Ce bois fut l’asile chéri
De l’amour autrefois fidèle ;
Tout l’y rappelle encore, et le cœur attendri
Soupire en se disant : « C’est ici que Henri
Soupirait près de Gabrielle. »

Et c’est pourtant cela qui l’a renversé, cet homme, qui se croyait plus solidement enraciné au trône que vous ne l’étiez à la terre. C’est qu’il ne comprenait rien de ce qui était grand ; c’est que chaque chose, dépouillée de ce prestige que lui prête l’imagination, n’avait à ses yeux que sa valeur matérielle ; c’est qu’il se disait : « Tout homme se peut acheter, comme tout arbre se peut vendre. J’ai d’immenses forêts, je vendrai des arbres, et j’achèterai des hommes. »

Sire, vous vous trompiez.
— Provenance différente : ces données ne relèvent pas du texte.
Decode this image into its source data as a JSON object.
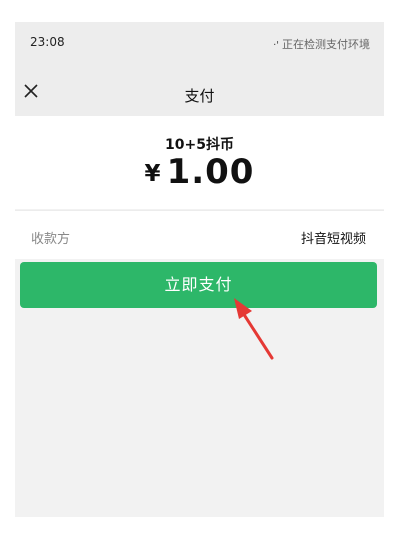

Il y a autre chose dans la vie que l’algèbre et que l’arithmétique : il y a la croyance, il y a la foi ; vous n’avez pas cru aux autres, et les autres n’ont pas cru en vous ; vous avez soufflé sur le passé, et le passé a soufflé sur vous.

Oh ! que nous voilà loin de cette maison de M. Deviolaine qui me semblait un palais !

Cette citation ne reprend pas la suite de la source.